Frequently Asked Questions

Common clinical questions about ANOQUAN vs BAROS, answered by our medical review team.

1. What is the main difference between ANOQUAN and BAROS?

ANOQUAN is a Local Anesthetic that works by Guanabenz is a centrally acting alpha-2 adrenergic agonist that reduces sympathetic outflow from the brain, leading to decreased peripheral vascular resistance and lowered blood pressure.. BAROS is a Stimulant Laxative that works by BAROS (burosumab) is a recombinant human monoclonal antibody that binds to and inhibits fibroblast growth factor 23 (FGF23). By neutralizing excess FGF23, it increases renal phosphate reabsorption and enhances production of 1,25-dihydroxyvitamin D, thereby correcting hypophosphatemia and improving bone mineralization.. They differ in pharmacokinetic profiles, FDA-approved indications, and side effect profiles.

2. Which is stronger: ANOQUAN or BAROS?

Potency comparisons between ANOQUAN and BAROS depend on the specific clinical indication. These are agents from distinct pharmacological classes and are not directly interchangeable by dose. A physician or clinical pharmacist should guide any therapeutic switching decisions.

3. What is the standard dosing for ANOQUAN vs BAROS?

The standard adult dose of ANOQUAN is: 100 mg orally twice daily. The standard adult dose of BAROS is: None established.. Dosing should always be individualized based on indication, renal and hepatic function, age, and other patient factors.

4. Can you take ANOQUAN and BAROS together?
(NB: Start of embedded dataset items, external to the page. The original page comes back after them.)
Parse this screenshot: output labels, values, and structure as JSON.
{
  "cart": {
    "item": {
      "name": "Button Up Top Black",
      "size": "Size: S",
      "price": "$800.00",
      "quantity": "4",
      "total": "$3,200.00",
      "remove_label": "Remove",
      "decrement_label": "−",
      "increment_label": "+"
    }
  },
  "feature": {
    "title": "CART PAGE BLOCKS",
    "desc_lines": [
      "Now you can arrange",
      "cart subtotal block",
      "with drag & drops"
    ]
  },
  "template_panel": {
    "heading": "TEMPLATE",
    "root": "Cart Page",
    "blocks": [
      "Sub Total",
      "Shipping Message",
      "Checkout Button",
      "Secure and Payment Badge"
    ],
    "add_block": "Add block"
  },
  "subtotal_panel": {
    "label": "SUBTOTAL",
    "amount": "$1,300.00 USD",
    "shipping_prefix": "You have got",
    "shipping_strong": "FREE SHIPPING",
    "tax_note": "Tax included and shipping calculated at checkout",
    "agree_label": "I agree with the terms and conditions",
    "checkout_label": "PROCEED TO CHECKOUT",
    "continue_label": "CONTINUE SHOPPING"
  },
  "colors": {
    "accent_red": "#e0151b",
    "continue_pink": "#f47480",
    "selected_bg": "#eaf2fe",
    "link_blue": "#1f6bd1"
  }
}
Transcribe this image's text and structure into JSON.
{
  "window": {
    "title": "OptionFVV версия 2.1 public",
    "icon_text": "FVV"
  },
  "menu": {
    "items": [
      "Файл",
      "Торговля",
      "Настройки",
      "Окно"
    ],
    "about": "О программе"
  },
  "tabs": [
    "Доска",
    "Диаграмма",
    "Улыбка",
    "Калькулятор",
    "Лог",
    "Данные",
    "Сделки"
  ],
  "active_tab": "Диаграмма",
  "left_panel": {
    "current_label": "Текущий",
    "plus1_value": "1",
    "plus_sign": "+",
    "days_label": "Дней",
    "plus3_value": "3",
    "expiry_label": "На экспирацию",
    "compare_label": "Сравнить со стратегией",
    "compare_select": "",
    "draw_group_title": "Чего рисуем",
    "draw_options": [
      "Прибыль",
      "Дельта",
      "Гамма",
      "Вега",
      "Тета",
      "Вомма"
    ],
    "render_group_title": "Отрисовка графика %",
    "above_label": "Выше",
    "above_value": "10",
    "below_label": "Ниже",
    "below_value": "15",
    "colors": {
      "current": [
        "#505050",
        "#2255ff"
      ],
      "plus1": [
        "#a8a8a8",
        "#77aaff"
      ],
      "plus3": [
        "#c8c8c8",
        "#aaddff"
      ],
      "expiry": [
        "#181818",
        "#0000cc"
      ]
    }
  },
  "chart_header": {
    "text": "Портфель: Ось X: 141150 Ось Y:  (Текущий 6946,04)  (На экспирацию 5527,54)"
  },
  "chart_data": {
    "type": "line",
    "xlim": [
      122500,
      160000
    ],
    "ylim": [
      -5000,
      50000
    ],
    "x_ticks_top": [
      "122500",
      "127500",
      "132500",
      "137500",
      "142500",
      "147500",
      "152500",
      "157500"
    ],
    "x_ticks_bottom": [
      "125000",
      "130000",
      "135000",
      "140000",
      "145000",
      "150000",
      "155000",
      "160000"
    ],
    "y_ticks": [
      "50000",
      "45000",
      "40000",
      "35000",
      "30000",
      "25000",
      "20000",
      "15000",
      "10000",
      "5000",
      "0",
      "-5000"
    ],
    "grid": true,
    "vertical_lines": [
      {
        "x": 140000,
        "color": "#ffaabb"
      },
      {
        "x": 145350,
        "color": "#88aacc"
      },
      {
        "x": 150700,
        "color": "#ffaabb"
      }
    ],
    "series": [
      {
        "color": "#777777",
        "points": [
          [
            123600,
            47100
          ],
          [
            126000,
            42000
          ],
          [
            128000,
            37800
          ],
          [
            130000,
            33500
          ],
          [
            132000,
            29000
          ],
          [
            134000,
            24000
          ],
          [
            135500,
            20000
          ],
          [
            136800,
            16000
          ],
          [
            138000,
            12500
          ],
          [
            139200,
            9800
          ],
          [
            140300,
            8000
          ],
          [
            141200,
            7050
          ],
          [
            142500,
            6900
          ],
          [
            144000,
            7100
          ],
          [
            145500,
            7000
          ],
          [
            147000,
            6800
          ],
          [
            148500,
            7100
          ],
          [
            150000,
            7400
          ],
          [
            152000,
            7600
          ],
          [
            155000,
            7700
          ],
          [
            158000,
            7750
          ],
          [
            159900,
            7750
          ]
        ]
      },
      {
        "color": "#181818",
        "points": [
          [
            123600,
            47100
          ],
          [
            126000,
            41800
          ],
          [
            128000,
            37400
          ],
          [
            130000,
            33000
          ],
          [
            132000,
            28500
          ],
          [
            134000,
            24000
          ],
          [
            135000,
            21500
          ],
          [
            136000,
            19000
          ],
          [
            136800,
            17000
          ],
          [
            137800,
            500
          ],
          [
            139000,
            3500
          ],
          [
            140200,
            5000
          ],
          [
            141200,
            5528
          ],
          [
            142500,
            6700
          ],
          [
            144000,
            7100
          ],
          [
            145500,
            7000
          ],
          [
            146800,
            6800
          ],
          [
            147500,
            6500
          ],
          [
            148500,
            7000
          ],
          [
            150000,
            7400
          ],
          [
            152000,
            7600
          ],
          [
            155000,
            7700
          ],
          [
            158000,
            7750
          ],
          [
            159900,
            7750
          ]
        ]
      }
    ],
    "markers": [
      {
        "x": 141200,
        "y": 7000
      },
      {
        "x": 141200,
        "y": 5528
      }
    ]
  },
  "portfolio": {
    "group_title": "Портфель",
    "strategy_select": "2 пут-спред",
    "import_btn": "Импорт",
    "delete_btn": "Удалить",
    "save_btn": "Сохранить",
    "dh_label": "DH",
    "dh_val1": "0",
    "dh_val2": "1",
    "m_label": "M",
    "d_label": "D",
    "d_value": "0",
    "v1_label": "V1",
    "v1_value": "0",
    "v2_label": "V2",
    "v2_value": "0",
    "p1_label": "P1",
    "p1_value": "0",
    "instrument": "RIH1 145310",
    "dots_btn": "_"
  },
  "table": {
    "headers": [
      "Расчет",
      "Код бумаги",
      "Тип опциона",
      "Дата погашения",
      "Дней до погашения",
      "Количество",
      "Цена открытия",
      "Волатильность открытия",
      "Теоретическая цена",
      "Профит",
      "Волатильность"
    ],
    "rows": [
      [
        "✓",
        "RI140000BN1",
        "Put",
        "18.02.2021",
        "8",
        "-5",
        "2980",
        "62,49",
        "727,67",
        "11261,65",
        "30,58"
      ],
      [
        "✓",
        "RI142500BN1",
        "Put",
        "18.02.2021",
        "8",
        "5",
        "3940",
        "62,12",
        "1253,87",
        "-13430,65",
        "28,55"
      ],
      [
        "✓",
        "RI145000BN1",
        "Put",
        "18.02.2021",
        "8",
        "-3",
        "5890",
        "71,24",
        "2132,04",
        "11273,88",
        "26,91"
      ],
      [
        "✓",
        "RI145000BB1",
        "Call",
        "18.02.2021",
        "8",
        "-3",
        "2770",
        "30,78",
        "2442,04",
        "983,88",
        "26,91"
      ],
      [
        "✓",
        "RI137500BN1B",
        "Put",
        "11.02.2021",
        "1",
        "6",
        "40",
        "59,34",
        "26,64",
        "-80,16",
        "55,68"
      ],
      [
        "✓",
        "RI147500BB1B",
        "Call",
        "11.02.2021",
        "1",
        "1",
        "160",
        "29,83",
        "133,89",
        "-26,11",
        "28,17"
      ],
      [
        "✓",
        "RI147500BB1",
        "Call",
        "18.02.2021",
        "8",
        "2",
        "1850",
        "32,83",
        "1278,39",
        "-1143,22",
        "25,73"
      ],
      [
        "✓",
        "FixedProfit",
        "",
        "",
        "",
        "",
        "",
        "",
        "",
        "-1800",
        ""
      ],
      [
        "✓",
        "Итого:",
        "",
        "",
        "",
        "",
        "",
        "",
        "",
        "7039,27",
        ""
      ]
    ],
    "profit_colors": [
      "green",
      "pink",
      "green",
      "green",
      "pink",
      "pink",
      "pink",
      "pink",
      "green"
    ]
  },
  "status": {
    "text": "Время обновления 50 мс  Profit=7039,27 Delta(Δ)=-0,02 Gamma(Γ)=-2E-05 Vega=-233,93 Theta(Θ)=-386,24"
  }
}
No direct drug-drug interaction has been formally documented between ANOQUAN and BAROS in current clinical databases. However, individual patient risk factors including other medications, organ function, and comorbidities should always be evaluated by a qualified healthcare provider.

5. Are ANOQUAN and BAROS safe during pregnancy?

The maternal-fetal safety profiles differ. ANOQUAN is classified as Category C. Pregnancy Category X. Anoquan is contraindicated in all trimesters. In the first trimester, there is a high risk of major cardiac malformations and neural tube defects. Second and . BAROS is classified as Category C. BAROS is contraindicated in pregnancy due to teratogenicity. First trimester: high risk of cardiac, CNS, and skeletal defects. Second/third trimesters: risk of fetal growth restric. Always consult a maternal-fetal medicine specialist before taking either drug during pregnancy or lactation.